While the DDoS form of attack is not new, the security expert gave consolation that cyber criminals are not always one step ahead of protection that Web merchants have today.
Ng said: "Attackers are constantly looking for ways to get the information they are after. This varies from using DoS to exploiting vulnerabilities--low or high severity ones--to compromise a system."
He added that as protection technologies continue to evolve to provide maximum protection, proper patch management and user awareness of today's cyber threats are necessary to ensure a higher security stand.
While it is possible to maintain high-level security for the payment merchants, Ng admitted that difficulties remain in defending against typically distributed DDoS attacks.
"Online merchants will need to audit gateways and firewall rules to ensure they are capable of dealing with small-scale everyday attacks and have comprehensive policies in place to defend themselves against large-scale attacks," he said.
Some of these policies can include more aggressive packet filtering, setting adjustments to determine how and when packets may be dropped, implementation of rules for IP addresses, and IP address block blacklisting when certain thresholds are reached, the expert recommended.
Visa and MasterCard's sites were hacked on Wednesday by a network of 15,000 online activists, who coined the attack "Operation Payback". This was carried out in retaliation of the credit card companies and PayPal's announcement that they would no longer process donations to WikiLeaks.The hackers also tried to hit Amazon.com, but failed.
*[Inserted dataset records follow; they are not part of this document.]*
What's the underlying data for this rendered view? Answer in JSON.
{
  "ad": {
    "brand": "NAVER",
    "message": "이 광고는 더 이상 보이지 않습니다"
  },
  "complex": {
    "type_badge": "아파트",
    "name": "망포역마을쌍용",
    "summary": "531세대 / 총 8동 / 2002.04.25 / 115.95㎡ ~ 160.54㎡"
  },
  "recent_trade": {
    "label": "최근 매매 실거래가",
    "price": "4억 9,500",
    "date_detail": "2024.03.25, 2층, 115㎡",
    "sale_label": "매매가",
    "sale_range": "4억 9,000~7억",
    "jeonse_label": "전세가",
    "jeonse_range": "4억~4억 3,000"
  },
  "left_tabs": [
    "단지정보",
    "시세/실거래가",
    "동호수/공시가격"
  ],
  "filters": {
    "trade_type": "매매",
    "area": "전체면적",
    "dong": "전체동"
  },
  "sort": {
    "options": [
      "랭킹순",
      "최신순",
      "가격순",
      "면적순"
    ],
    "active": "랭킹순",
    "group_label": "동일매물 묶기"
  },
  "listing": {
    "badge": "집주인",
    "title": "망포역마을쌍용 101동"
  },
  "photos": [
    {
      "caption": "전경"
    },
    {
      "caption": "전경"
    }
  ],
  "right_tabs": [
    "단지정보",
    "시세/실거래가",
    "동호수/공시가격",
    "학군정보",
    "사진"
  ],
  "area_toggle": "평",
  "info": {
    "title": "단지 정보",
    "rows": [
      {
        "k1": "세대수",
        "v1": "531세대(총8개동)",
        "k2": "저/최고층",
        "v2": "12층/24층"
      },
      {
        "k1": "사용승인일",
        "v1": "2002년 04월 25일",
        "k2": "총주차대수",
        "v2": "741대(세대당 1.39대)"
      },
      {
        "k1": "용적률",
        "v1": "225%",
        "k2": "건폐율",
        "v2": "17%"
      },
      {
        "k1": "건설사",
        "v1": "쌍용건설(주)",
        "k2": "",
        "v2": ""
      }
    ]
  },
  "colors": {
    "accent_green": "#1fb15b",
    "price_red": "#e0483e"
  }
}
The group of hackers, called Anonymous, have vowed to target British government Web sites if WikiLeaks founder, Australian Julian Assange, was extradited to Sweden, where he is wanted over allegations of sexual assault. Assange is now in remand in the U.K. over rape charges.
In a separate development, several ex-members who participated in the WikiLeaks program have said they are planning to launch a new site, known as OpenLeaks, to continue to support whistle-blowing activities.
In the Netherlands, Dutch police confirmed the arrest of a 16-year-old teenager who has admitted to participating in the attacks.